Lembro de reler “Pergunte ao Pó” e “Sonhos de Bunker Hill” e dar risada em voz alta com as canalhices de Arturo Bandini, seu alter-ego. Mas no livro do filho, John Fante aparece apenas canalha, sem o lado cômico.

Dan escreveu seu primeiro romance aos 47 anos, quando não tinha um centavo no bolso e voltava a morar com mãe. Desde os 10 anos ele já arriscava alguma coisa e, certa vez, resolveu mostrar um conto para o pai, que apenas disse: “Esqueça este lixo e se concentre em passar de ano. Face it, you are not a genius, kid.”

Quando fez 30 anos, voltou a falar com o pai. De folga dos empregos bizarros** em Nova York, Dan visitava a casa da mãe em Malibu e lia suas histórias para John, que passou a ser mais receptivo. Ele conta como a relação mudou:

“[Perdoei] meu pai quando percebi que ele não era o inimigo. Eu era o inimigo, eu tinha muitos problemas. Quando percebi isto, passei a ter mais compaixão, em vez de ficar irritado. Fernanda, ele não era uma pessoa fácil. Ele era intenso, meio como Picasso, sempre sofrendo, batalhando. Quando ele percebeu que eu estava escrevendo, começou a me apoiar mais, ficamos mais próximos. Você precisa aceitar seu pai do jeito que ele é. Viramos amigos.”

“É difícil descrever num livro. Mas meu pai era mágico. Quando ele falava, era lindo, parecia apresentador de noticiário de TV, gramática e dicção perfeitas. Era um cara esperto e muito engraçado, que leu de tudo, muito bem educado. Mas uma pessoa bastante incomum. Com uma presença forte. Você o conhece e sabe que está com alguém especial, mesmo sem saber quem é.”

Hoje, Dan tem 11 livros publicados, incluindo um de poesia e duas peças de teatro. A maioria ganhou ótimas resenhas. Recomendo seu romance de estreia, “Chump Change”.

Foi ele quem teve que tomar a decisão de desligar os aparelhos quando John Fante estava nas últimas no hospital. Dan também conta como ajudou John, cego e com as pernas amputadas, a terminar “Sonhos de Bunker Hill”, escolhendo a frase final do livro, uma aspas que Bandini rouba de Lewis Carroll.

Abaixo estão alguns vídeos caseiros que fiz com ele depois do almoço. Reparem nos anéis dourados nos dedos, o piercing no nariz e as pulseiras de ouro. A da mão esquerda foi feita com as plaquinhas de aniversário sem beber (ele tem 25!).

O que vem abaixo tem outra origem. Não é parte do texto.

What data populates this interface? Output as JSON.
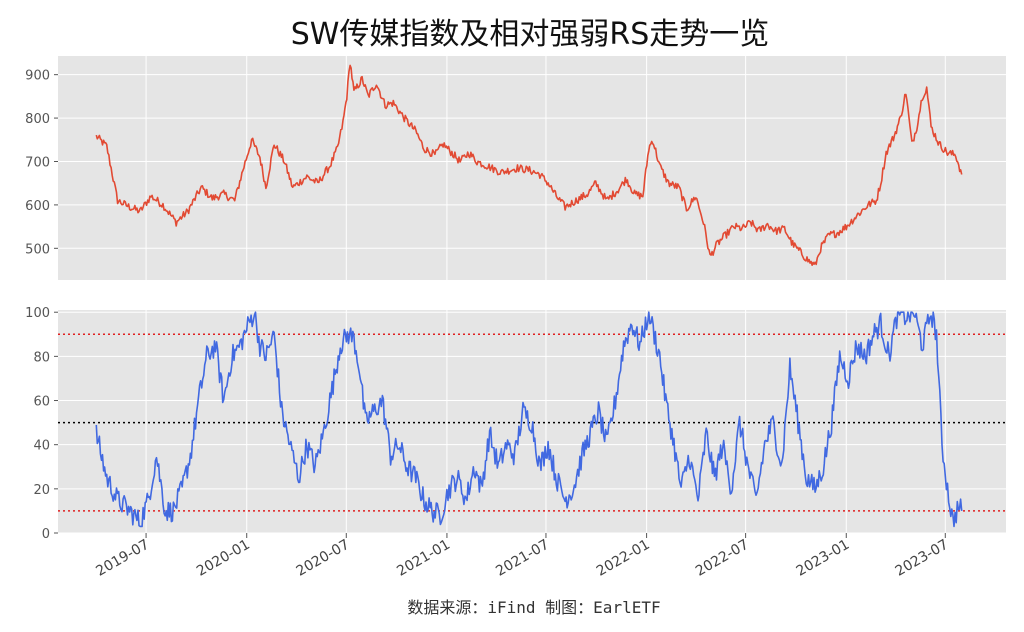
{
  "title": "SW传媒指数及相对强弱RS走势一览",
  "source": "数据来源：iFind 制图：EarlETF",
  "colors": {
    "background": "#E5E5E5",
    "grid": "#FFFFFF",
    "index_line": "#E24A33",
    "rs_line": "#4169E1",
    "ref_red": "#E02020",
    "ref_black": "#000000"
  },
  "chart_data": [
    {
      "type": "line",
      "name": "SW传媒指数",
      "xlim": [
        "2019-01-21",
        "2023-10-20"
      ],
      "ylim": [
        427,
        943
      ],
      "yticks": [
        500,
        600,
        700,
        800,
        900
      ],
      "grid": true,
      "anchors": [
        [
          "2019-04-01",
          758
        ],
        [
          "2019-04-20",
          735
        ],
        [
          "2019-05-10",
          610
        ],
        [
          "2019-06-01",
          595
        ],
        [
          "2019-06-20",
          585
        ],
        [
          "2019-07-10",
          620
        ],
        [
          "2019-08-01",
          600
        ],
        [
          "2019-08-25",
          560
        ],
        [
          "2019-09-15",
          585
        ],
        [
          "2019-10-10",
          640
        ],
        [
          "2019-10-30",
          615
        ],
        [
          "2019-11-20",
          625
        ],
        [
          "2019-12-10",
          610
        ],
        [
          "2019-12-25",
          680
        ],
        [
          "2020-01-10",
          750
        ],
        [
          "2020-01-25",
          710
        ],
        [
          "2020-02-05",
          640
        ],
        [
          "2020-02-20",
          740
        ],
        [
          "2020-03-10",
          700
        ],
        [
          "2020-03-25",
          640
        ],
        [
          "2020-04-20",
          665
        ],
        [
          "2020-05-10",
          650
        ],
        [
          "2020-06-01",
          690
        ],
        [
          "2020-06-15",
          730
        ],
        [
          "2020-06-25",
          790
        ],
        [
          "2020-07-02",
          850
        ],
        [
          "2020-07-08",
          930
        ],
        [
          "2020-07-15",
          860
        ],
        [
          "2020-07-30",
          890
        ],
        [
          "2020-08-10",
          850
        ],
        [
          "2020-08-25",
          880
        ],
        [
          "2020-09-10",
          830
        ],
        [
          "2020-09-25",
          835
        ],
        [
          "2020-10-15",
          800
        ],
        [
          "2020-11-05",
          770
        ],
        [
          "2020-11-20",
          730
        ],
        [
          "2020-12-10",
          715
        ],
        [
          "2020-12-25",
          740
        ],
        [
          "2021-01-10",
          720
        ],
        [
          "2021-01-25",
          700
        ],
        [
          "2021-02-10",
          720
        ],
        [
          "2021-02-25",
          700
        ],
        [
          "2021-03-15",
          690
        ],
        [
          "2021-04-10",
          675
        ],
        [
          "2021-05-10",
          685
        ],
        [
          "2021-06-01",
          680
        ],
        [
          "2021-06-20",
          670
        ],
        [
          "2021-07-05",
          650
        ],
        [
          "2021-07-20",
          620
        ],
        [
          "2021-08-05",
          595
        ],
        [
          "2021-08-25",
          610
        ],
        [
          "2021-09-15",
          625
        ],
        [
          "2021-09-30",
          650
        ],
        [
          "2021-10-20",
          610
        ],
        [
          "2021-11-10",
          635
        ],
        [
          "2021-11-25",
          660
        ],
        [
          "2021-12-10",
          625
        ],
        [
          "2021-12-25",
          620
        ],
        [
          "2022-01-05",
          730
        ],
        [
          "2022-01-12",
          750
        ],
        [
          "2022-01-25",
          690
        ],
        [
          "2022-02-10",
          650
        ],
        [
          "2022-03-01",
          640
        ],
        [
          "2022-03-15",
          590
        ],
        [
          "2022-04-01",
          620
        ],
        [
          "2022-04-15",
          560
        ],
        [
          "2022-04-27",
          480
        ],
        [
          "2022-05-10",
          510
        ],
        [
          "2022-05-25",
          530
        ],
        [
          "2022-06-10",
          550
        ],
        [
          "2022-06-25",
          545
        ],
        [
          "2022-07-10",
          560
        ],
        [
          "2022-07-25",
          540
        ],
        [
          "2022-08-10",
          555
        ],
        [
          "2022-08-25",
          540
        ],
        [
          "2022-09-10",
          545
        ],
        [
          "2022-09-25",
          510
        ],
        [
          "2022-10-10",
          490
        ],
        [
          "2022-10-25",
          470
        ],
        [
          "2022-11-05",
          460
        ],
        [
          "2022-11-15",
          500
        ],
        [
          "2022-11-30",
          530
        ],
        [
          "2022-12-15",
          535
        ],
        [
          "2023-01-01",
          550
        ],
        [
          "2023-01-20",
          575
        ],
        [
          "2023-02-10",
          600
        ],
        [
          "2023-02-25",
          610
        ],
        [
          "2023-03-05",
          650
        ],
        [
          "2023-03-15",
          720
        ],
        [
          "2023-03-30",
          760
        ],
        [
          "2023-04-10",
          800
        ],
        [
          "2023-04-20",
          860
        ],
        [
          "2023-05-01",
          740
        ],
        [
          "2023-05-10",
          780
        ],
        [
          "2023-05-20",
          850
        ],
        [
          "2023-05-28",
          870
        ],
        [
          "2023-06-05",
          780
        ],
        [
          "2023-06-20",
          740
        ],
        [
          "2023-07-05",
          720
        ],
        [
          "2023-07-20",
          715
        ],
        [
          "2023-07-31",
          670
        ]
      ]
    },
    {
      "type": "line",
      "name": "相对强弱RS",
      "xlim": [
        "2019-01-21",
        "2023-10-20"
      ],
      "ylim": [
        0,
        101
      ],
      "yticks": [
        0,
        20,
        40,
        60,
        80,
        100
      ],
      "grid": true,
      "reference_lines": [
        {
          "y": 90,
          "color": "red",
          "style": "dotted"
        },
        {
          "y": 50,
          "color": "black",
          "style": "dotted"
        },
        {
          "y": 10,
          "color": "red",
          "style": "dotted"
        }
      ],
      "xticks": [
        "2019-07",
        "2020-01",
        "2020-07",
        "2021-01",
        "2021-07",
        "2022-01",
        "2022-07",
        "2023-01",
        "2023-07"
      ],
      "anchors": [
        [
          "2019-04-01",
          45
        ],
        [
          "2019-04-20",
          25
        ],
        [
          "2019-05-10",
          15
        ],
        [
          "2019-06-01",
          10
        ],
        [
          "2019-06-20",
          5
        ],
        [
          "2019-07-05",
          15
        ],
        [
          "2019-07-20",
          35
        ],
        [
          "2019-08-05",
          10
        ],
        [
          "2019-08-20",
          10
        ],
        [
          "2019-09-05",
          20
        ],
        [
          "2019-09-20",
          35
        ],
        [
          "2019-10-05",
          60
        ],
        [
          "2019-10-20",
          80
        ],
        [
          "2019-11-05",
          85
        ],
        [
          "2019-11-20",
          60
        ],
        [
          "2019-12-05",
          80
        ],
        [
          "2019-12-20",
          85
        ],
        [
          "2020-01-05",
          95
        ],
        [
          "2020-01-15",
          100
        ],
        [
          "2020-01-25",
          85
        ],
        [
          "2020-02-05",
          80
        ],
        [
          "2020-02-20",
          90
        ],
        [
          "2020-03-05",
          55
        ],
        [
          "2020-03-20",
          40
        ],
        [
          "2020-04-05",
          25
        ],
        [
          "2020-04-20",
          40
        ],
        [
          "2020-05-05",
          30
        ],
        [
          "2020-05-20",
          45
        ],
        [
          "2020-06-05",
          65
        ],
        [
          "2020-06-20",
          85
        ],
        [
          "2020-07-05",
          90
        ],
        [
          "2020-07-15",
          88
        ],
        [
          "2020-07-25",
          75
        ],
        [
          "2020-08-05",
          50
        ],
        [
          "2020-08-20",
          55
        ],
        [
          "2020-09-05",
          60
        ],
        [
          "2020-09-20",
          35
        ],
        [
          "2020-10-05",
          40
        ],
        [
          "2020-10-20",
          30
        ],
        [
          "2020-11-05",
          25
        ],
        [
          "2020-11-20",
          15
        ],
        [
          "2020-12-05",
          10
        ],
        [
          "2020-12-20",
          8
        ],
        [
          "2021-01-05",
          20
        ],
        [
          "2021-01-20",
          25
        ],
        [
          "2021-02-05",
          15
        ],
        [
          "2021-02-20",
          30
        ],
        [
          "2021-03-05",
          20
        ],
        [
          "2021-03-20",
          45
        ],
        [
          "2021-04-05",
          30
        ],
        [
          "2021-04-20",
          40
        ],
        [
          "2021-05-05",
          35
        ],
        [
          "2021-05-20",
          55
        ],
        [
          "2021-06-05",
          50
        ],
        [
          "2021-06-20",
          30
        ],
        [
          "2021-07-05",
          40
        ],
        [
          "2021-07-20",
          25
        ],
        [
          "2021-08-05",
          15
        ],
        [
          "2021-08-20",
          20
        ],
        [
          "2021-09-05",
          35
        ],
        [
          "2021-09-20",
          45
        ],
        [
          "2021-10-05",
          55
        ],
        [
          "2021-10-20",
          40
        ],
        [
          "2021-11-05",
          60
        ],
        [
          "2021-11-20",
          85
        ],
        [
          "2021-12-05",
          95
        ],
        [
          "2021-12-20",
          85
        ],
        [
          "2022-01-05",
          100
        ],
        [
          "2022-01-15",
          90
        ],
        [
          "2022-01-25",
          80
        ],
        [
          "2022-02-05",
          60
        ],
        [
          "2022-02-20",
          40
        ],
        [
          "2022-03-05",
          20
        ],
        [
          "2022-03-20",
          35
        ],
        [
          "2022-04-05",
          15
        ],
        [
          "2022-04-20",
          45
        ],
        [
          "2022-05-05",
          25
        ],
        [
          "2022-05-20",
          40
        ],
        [
          "2022-06-05",
          20
        ],
        [
          "2022-06-20",
          50
        ],
        [
          "2022-07-05",
          30
        ],
        [
          "2022-07-20",
          15
        ],
        [
          "2022-08-05",
          40
        ],
        [
          "2022-08-20",
          50
        ],
        [
          "2022-09-05",
          30
        ],
        [
          "2022-09-20",
          75
        ],
        [
          "2022-10-05",
          50
        ],
        [
          "2022-10-20",
          25
        ],
        [
          "2022-11-05",
          20
        ],
        [
          "2022-11-20",
          30
        ],
        [
          "2022-12-05",
          50
        ],
        [
          "2022-12-20",
          80
        ],
        [
          "2023-01-05",
          70
        ],
        [
          "2023-01-20",
          85
        ],
        [
          "2023-02-05",
          80
        ],
        [
          "2023-02-20",
          90
        ],
        [
          "2023-03-05",
          95
        ],
        [
          "2023-03-20",
          80
        ],
        [
          "2023-04-05",
          100
        ],
        [
          "2023-04-20",
          98
        ],
        [
          "2023-05-05",
          100
        ],
        [
          "2023-05-20",
          85
        ],
        [
          "2023-06-05",
          100
        ],
        [
          "2023-06-15",
          90
        ],
        [
          "2023-06-25",
          40
        ],
        [
          "2023-07-05",
          20
        ],
        [
          "2023-07-15",
          5
        ],
        [
          "2023-07-25",
          12
        ],
        [
          "2023-07-31",
          10
        ]
      ]
    }
  ]
}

[There is a video that cannot be displayed in this feed. Visit the blog entry to see the video.]

[There is a video that cannot be displayed in this feed. Visit the blog entry to see the video.]

[There is a video that cannot be displayed in this feed. Visit the blog entry to see the video.]

Amanhã eu posto mais uns trechos da entrevista e, nos dias seguintes, sobre a “Tour John Fante” e a “Tour Charles Bukowski” em Los Angeles.

(** Entre os “empregos bizarros” estão: apresentador de circo, vendedor de aspirador de pó, detetive, motorista de mafiosos, conselheiro amoroso, vendedor ambulante em Wall Street. Também foi taxista, motorista de limusine e criador de um programa de rádio com o primeiro super-herói negro dos EUA.)